Die guten Absichten schlagen sich auch in blanken Zahlen nieder: Der CO²-Bedarf ist für die Erstellung und den Betrieb im Vergleich zu den rangierten Beiträgen zwischen 40 und 150 % tiefer. Doch auch hinsichtlich Geschossfläche und Gebäudevolumen brilliert das Siegerprojekt – das Stichwort «Suffizienz» schrieben die Architektinnen und Landschaftsarchitekten in diesem Projekt eindeutig gross.
Magna cum laude
Zwischen 1900 und 1960 breitete sich die Stadt Zürich flächig aus – mit einer rasanten Zunahme nach der zweiten Eingemeindung von 1934. Ab 1976 wuchs die Stadt auch in die Höhe; heute sind Zürcher Bauten mehr als doppelt so hoch wie noch vor 100 Jahren. Und man scheint sich daran gewöhnt zu haben.

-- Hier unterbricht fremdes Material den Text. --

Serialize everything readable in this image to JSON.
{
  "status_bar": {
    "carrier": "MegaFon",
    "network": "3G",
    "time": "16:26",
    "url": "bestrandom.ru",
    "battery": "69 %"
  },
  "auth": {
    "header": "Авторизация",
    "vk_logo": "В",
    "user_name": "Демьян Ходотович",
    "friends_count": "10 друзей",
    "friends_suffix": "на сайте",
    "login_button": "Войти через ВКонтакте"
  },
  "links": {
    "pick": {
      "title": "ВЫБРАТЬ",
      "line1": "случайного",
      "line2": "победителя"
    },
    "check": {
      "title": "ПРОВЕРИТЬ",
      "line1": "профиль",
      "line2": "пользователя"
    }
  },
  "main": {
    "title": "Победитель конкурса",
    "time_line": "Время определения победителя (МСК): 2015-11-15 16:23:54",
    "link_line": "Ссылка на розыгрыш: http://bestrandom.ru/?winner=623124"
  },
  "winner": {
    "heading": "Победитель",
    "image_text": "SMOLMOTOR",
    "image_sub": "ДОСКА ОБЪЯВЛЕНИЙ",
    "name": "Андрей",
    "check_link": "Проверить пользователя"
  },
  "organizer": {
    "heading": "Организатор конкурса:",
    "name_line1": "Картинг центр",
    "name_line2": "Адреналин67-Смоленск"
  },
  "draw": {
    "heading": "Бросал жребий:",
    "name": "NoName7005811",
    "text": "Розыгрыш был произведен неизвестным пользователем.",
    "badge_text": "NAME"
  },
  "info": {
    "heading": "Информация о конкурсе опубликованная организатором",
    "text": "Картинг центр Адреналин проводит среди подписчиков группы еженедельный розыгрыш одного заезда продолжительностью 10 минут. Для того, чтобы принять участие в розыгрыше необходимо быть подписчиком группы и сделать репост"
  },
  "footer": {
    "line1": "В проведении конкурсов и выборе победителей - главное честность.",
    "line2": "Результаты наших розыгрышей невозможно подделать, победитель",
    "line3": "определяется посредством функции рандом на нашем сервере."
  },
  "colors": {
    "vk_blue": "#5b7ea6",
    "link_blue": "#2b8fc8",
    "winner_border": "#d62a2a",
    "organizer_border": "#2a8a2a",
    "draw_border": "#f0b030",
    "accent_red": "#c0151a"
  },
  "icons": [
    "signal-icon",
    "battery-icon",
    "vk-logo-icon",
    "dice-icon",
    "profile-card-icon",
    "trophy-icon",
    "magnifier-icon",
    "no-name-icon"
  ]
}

Hier, an diesem sich wandelnden Ort, tut ein weiterer baulicher Riese dem Städtebau keinen Abbruch. Der Entwurf «Die zwei Türme» orientiert sich mit seinem Volumen am Massstab der Gegenwart und nicht an der kleinteiligen Bebauung aus vergangenen Zeiten. Das gewählte Projekt ist nicht nur ein mutiger Vorschlag des Siegerteams, das durch die Volumetrie ein Risiko eingegangen ist, sondern auch das Resultat einer weitsichtigen Juryzusammensetzung. Und ganz vorsichtig gesagt: die wohl einzig mögliche Wahl in der heutigen Zeit.
Anmerkung
1 Vgl. Gedankenexperiment in TEC21 26/2024 «Wir sind an einem Punkt, an dem es neue Lösungen braucht».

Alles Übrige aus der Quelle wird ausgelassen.